Setting up the webhook in Forgejo #
In the Forgejo repository settings, I added a new webhook with the default Forgejo type. The target URL is http://localhost:29999/coffee-defender, which is the matching path that will be sent to the EventListener by the IngressRoute. The HTTP method is set to POST, the content type set to application/json, and the secret set to the same value as I in the webhook-secret Secret. I also set the webhook to only trigger on push events, and only for the master branch. Alternatively, this filtering can be done in the EventListener.
Running the pipeline #
I used the test delivery button for the webhook, triggering the pipeline.
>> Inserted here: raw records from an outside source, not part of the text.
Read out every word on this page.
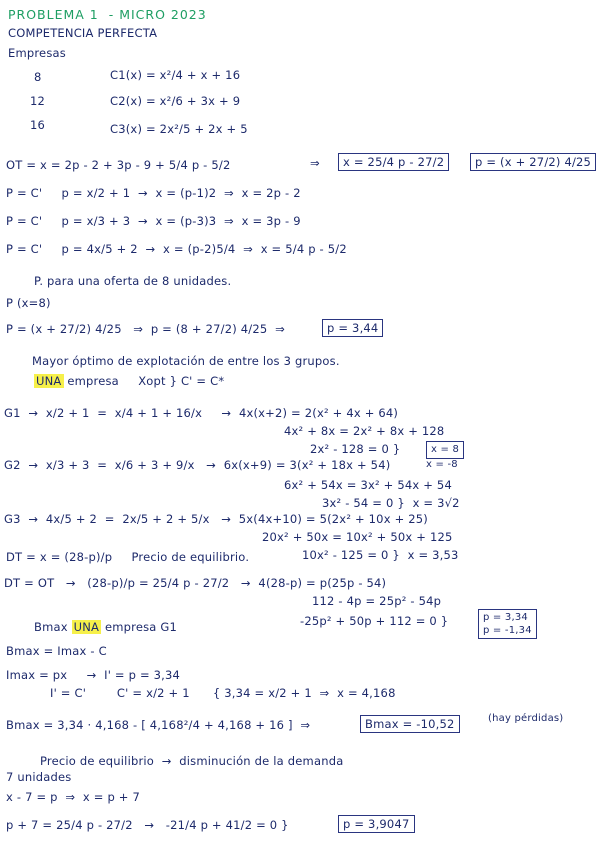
PROBLEMA 1  - MICRO 2023
COMPETENCIA PERFECTA
Empresas
8	C1(x) = x²/4 + x + 16
12	C2(x) = x²/6 + 3x + 9
16	C3(x) = 2x²/5 + 2x + 5
OT = x = 2p - 2 + 3p - 9 + 5/4 p - 5/2	⇒	x = 25/4 p - 27/2	p = (x + 27/2) 4/25
P = C'     p = x/2 + 1  →  x = (p-1)2  ⇒  x = 2p - 2
P = C'     p = x/3 + 3  →  x = (p-3)3  ⇒  x = 3p - 9
P = C'     p = 4x/5 + 2  →  x = (p-2)5/4  ⇒  x = 5/4 p - 5/2
P. para una oferta de 8 unidades.
P (x=8)
P = (x + 27/2) 4/25   ⇒  p = (8 + 27/2) 4/25  ⇒	p = 3,44
Mayor óptimo de explotación de entre los 3 grupos.
UNA empresa     Xopt } C' = C*
G1  →  x/2 + 1  =  x/4 + 1 + 16/x     →  4x(x+2) = 2(x² + 4x + 64)
4x² + 8x = 2x² + 8x + 128
2x² - 128 = 0 }	x = 8
x = -8
G2  →  x/3 + 3  =  x/6 + 3 + 9/x   →  6x(x+9) = 3(x² + 18x + 54)
6x² + 54x = 3x² + 54x + 54
3x² - 54 = 0 }  x = 3√2
G3  →  4x/5 + 2  =  2x/5 + 2 + 5/x   →  5x(4x+10) = 5(2x² + 10x + 25)
20x² + 50x = 10x² + 50x + 125
10x² - 125 = 0 }  x = 3,53
DT = x = (28-p)/p     Precio de equilibrio.
DT = OT   →   (28-p)/p = 25/4 p - 27/2   →  4(28-p) = p(25p - 54)
112 - 4p = 25p² - 54p
-25p² + 50p + 112 = 0 }	p = 3,34
p = -1,34
Bmax UNA empresa G1
Bmax = Imax - C
Imax = px     →  I' = p = 3,34
I' = C'        C' = x/2 + 1      { 3,34 = x/2 + 1  ⇒  x = 4,168
Bmax = 3,34 · 4,168 - [ 4,168²/4 + 4,168 + 16 ]  ⇒	Bmax = -10,52	(hay pérdidas)
Precio de equilibrio  →  disminución de la demanda
7 unidades
x - 7 = p  ⇒  x = p + 7
p + 7 = 25/4 p - 27/2   →   -21/4 p + 41/2 = 0 }	p = 3,9047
After a while of waiting for the build, it finished successfully!
Conclusion #
In this article, I showed how a Tekton pipeline can be run on a self-hosted K3s cluster. We took a trip across the entire stack, from exposing a custom Traefik entrypoint, through Tekton Triggers, and finally executing a custom Tekton pipeline.
At this point, I have a pipeline which can checkout source code and compile it, or in other words, continuous integration without continuous deployment. In a future article, I will enhance this pipeline to deploy the compiled game to Firebase Hosting.